Second, I tend to pre-bolus about twenty minutes before a meal to give the insulin time to get into the system, but I've noticed that if its a low GI meal, I'll drop in the first couple of hours more than I'd like, reckon it's because the insulin is kicking in before the high fibre food has broken down to glucose, so now I tend to shorten the timing of the pre-bolus depending on the GI of the food. If you're going low but it eventually balances out, it kind of suggests the food is playing catch up with the insulin (even though it's normally the other way around!). So, maybe think about how far in advance you're pre-bolusing.
It might also be, as you say, that you need less units. If you take fewer, don't drop in the two hours, and are fine after five hours, then that would be the case. On the other hand, if you end up too high at four or five hours after, it's maybe more the digestion/pre-bolus timing which is governing it.
Of course, it can be subtler things, which you wouldn't necessarily think about until they're pointed out. The nutritionist on my DAFNE course mentioned that the amount you chew affects things as well Sounds obvious once it's pointed out but I hadn't thought about it before.

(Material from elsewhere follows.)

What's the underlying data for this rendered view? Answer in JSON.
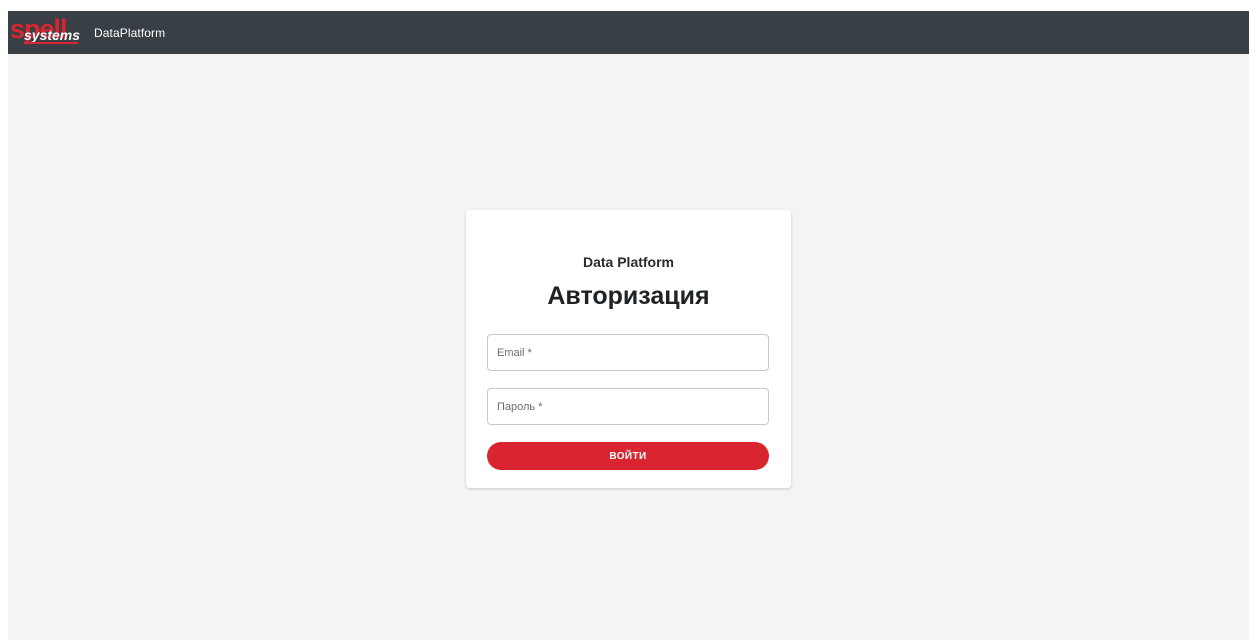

If you chew well, food starts digesting in the mouth because of the amylase in saliva (chew a starchy food long enough and it'll start tasting sweet because the amylase breaks the starch down to sugar), so once it gets to the stomach it's already part of the way into turning into glucose, so will get into your blood quicker, whereas if you wolf it down without chewing that much, the stomach is starting from scratch and will take longer to break down.
Don't know if it's been mentioned, but seeing as you're trying the Libre, there's a good book (kindle and paperback), Sugar Surfing by Stephen Ponder, dealing with cgm. There's a lot of dingbat books out there about diabetes, but this one is mentioned approvingly by the Edinburgh Centre for Endocrinology and Diabetes, in the leaflet linked below, and they know their stuff. Ooh, I've just noticed on the leaflet that Gary Scheiner, the guy who wrote the much recommended Think like a a pancreas book, has also written one on cgm, will have to have a look at that.